HOWEVER, anyone can go to the conventions (non-club members pay extra) and learn from the most capable hangers in the country. AND non-members can join numerous internet paperhanging forums and learn from those top-notch professionals.

Knowledge is like opportunity, it don't come knocking on your door, you have to seek it out.


----------



## Underdog (Mar 9, 2013)

Well now you make fine points, I get it, it just took another poke with a stick.
I'm rethinking things for sure.

My only experience with my NGPP membership was all the ads they sent, and my experience at a convention was sheer boredom. Wasn't worth the free quart of Prepz.

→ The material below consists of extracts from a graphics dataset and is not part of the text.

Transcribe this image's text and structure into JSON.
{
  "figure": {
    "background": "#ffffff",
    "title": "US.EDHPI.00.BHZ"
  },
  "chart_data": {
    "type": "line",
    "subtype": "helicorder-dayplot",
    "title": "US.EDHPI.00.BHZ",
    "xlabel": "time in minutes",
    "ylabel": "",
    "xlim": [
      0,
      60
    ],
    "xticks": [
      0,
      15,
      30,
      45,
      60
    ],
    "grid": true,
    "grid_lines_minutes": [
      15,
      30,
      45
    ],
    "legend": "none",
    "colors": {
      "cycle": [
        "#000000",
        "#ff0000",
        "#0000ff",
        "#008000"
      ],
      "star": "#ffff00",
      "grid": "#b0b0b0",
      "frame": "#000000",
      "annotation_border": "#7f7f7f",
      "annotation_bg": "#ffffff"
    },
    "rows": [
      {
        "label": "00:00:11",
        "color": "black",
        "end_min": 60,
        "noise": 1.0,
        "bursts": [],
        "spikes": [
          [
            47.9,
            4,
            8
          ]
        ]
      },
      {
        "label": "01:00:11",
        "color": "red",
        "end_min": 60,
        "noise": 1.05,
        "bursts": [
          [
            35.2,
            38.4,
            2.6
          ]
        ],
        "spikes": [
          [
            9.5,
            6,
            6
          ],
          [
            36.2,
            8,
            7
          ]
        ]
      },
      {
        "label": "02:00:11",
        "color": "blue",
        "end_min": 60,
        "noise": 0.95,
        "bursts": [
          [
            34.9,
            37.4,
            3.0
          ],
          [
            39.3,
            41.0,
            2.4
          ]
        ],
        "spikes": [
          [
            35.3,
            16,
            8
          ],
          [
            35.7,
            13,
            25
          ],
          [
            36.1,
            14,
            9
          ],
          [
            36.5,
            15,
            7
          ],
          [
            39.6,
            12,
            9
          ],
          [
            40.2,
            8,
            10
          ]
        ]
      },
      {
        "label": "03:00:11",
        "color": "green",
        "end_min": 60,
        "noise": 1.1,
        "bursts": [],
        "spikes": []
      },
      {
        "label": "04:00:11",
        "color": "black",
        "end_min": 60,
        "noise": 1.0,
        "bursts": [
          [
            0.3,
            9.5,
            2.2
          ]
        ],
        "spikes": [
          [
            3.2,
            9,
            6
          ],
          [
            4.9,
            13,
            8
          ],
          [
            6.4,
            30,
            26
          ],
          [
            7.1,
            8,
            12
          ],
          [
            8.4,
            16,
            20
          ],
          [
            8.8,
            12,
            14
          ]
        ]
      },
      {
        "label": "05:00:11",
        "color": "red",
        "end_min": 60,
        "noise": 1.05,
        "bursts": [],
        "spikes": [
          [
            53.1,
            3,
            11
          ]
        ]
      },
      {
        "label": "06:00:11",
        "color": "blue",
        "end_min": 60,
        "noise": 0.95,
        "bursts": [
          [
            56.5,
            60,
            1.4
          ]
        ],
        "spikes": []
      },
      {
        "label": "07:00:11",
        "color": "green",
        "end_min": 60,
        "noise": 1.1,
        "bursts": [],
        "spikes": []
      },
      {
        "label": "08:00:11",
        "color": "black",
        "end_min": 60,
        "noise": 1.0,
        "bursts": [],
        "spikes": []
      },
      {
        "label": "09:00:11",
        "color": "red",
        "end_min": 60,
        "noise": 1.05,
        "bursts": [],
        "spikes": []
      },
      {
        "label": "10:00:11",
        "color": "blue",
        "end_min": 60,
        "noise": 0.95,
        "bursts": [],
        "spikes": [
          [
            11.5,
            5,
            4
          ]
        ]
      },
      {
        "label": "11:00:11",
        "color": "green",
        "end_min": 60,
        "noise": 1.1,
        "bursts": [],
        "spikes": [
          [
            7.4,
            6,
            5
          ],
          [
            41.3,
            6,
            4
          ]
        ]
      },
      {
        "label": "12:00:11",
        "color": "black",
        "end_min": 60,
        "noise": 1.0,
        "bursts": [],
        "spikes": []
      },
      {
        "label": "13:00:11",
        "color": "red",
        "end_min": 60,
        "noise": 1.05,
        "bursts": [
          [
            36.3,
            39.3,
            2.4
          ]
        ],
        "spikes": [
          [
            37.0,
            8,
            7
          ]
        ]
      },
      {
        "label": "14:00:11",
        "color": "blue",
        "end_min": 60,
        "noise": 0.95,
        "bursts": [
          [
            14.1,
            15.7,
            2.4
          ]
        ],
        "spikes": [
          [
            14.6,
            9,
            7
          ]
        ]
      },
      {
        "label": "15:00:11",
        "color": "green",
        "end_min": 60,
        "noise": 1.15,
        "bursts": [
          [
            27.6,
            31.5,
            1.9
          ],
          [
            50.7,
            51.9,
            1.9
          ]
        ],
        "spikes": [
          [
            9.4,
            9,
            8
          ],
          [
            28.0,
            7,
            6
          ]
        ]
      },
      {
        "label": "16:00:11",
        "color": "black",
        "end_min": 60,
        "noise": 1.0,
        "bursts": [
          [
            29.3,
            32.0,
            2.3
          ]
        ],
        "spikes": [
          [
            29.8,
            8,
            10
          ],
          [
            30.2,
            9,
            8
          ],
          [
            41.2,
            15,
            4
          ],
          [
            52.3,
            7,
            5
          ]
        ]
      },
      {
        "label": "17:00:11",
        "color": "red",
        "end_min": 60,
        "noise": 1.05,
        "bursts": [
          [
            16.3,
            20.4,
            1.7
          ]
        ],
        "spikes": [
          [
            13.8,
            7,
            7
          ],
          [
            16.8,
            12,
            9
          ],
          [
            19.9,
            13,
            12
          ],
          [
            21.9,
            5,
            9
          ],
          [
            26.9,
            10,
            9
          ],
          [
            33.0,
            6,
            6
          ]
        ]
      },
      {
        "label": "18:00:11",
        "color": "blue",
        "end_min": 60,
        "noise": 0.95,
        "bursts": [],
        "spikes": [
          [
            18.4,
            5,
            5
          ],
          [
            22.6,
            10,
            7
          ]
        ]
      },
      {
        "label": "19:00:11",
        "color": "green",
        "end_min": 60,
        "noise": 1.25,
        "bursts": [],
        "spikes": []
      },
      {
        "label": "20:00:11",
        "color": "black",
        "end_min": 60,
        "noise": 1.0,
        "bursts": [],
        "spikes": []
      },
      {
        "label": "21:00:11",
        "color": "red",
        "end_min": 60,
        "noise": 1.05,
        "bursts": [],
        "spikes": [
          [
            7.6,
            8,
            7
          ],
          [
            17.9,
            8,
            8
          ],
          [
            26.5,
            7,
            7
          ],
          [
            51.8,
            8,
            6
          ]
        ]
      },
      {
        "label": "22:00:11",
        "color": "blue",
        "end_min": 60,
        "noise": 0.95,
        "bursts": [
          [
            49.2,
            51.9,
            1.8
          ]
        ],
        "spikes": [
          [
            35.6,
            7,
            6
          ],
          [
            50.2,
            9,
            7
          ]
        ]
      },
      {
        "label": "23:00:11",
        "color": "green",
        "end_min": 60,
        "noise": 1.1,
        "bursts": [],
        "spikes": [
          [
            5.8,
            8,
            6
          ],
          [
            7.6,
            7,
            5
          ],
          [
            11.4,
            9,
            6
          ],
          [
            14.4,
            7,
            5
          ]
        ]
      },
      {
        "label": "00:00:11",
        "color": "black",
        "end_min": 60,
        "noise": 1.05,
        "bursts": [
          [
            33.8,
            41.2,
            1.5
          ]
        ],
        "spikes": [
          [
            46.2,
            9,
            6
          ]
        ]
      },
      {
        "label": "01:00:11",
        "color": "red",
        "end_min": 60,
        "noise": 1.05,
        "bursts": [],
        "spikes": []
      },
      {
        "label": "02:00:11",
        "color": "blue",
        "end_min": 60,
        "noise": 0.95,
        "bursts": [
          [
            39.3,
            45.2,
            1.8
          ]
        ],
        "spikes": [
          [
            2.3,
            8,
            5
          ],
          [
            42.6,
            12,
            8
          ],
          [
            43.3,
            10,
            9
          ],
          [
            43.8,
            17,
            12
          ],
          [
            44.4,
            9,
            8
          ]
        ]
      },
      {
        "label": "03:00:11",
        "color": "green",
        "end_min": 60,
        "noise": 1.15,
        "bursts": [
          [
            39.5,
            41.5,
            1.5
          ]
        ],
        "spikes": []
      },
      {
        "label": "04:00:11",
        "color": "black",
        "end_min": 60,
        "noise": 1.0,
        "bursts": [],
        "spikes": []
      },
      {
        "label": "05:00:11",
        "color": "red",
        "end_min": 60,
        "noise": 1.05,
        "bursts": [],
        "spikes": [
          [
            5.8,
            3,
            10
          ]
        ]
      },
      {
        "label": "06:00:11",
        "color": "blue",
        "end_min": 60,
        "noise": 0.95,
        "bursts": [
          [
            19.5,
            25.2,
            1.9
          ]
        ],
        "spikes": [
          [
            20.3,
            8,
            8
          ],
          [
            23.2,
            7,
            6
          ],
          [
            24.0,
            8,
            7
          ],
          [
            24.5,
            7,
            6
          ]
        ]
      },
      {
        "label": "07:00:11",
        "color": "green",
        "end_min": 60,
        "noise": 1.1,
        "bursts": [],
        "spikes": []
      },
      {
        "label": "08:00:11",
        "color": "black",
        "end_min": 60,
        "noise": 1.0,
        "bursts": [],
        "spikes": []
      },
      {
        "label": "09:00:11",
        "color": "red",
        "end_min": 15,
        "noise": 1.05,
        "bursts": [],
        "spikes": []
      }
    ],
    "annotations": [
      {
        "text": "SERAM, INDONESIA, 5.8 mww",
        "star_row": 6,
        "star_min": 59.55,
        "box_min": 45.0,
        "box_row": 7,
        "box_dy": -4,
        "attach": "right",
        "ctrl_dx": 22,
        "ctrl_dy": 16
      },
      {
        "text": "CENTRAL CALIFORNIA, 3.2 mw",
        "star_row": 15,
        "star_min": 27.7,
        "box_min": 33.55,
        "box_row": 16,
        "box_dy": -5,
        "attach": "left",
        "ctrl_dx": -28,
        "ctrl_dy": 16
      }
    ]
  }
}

What I hate is leaving a job that passes but having the feeling of letting the home owner down, through no fault of my own.

I can hang all those you mentioned, I've pasted without being able to book. 
I'm accustomed to people being in awe of what I've done, not cringing as I deposit the check.
The seams are a consistent issue and both outside and inside corners are becoming a nightmare.

Maybe this thread just should have been a rant.

:cowboy:


----------



## chrisn (Jul 15, 2007)

Underdog said:


> Well now you make fine points, I get it, it just took another poke with a stick.
> I'm rethinking things for sure.
> 
> My only experience with my NGPP membership was all the ads they sent, and my experience at a convention was sheer boredom. Wasn't worth the free quart of Prepz.
> ...


I do believe it was (is)


----------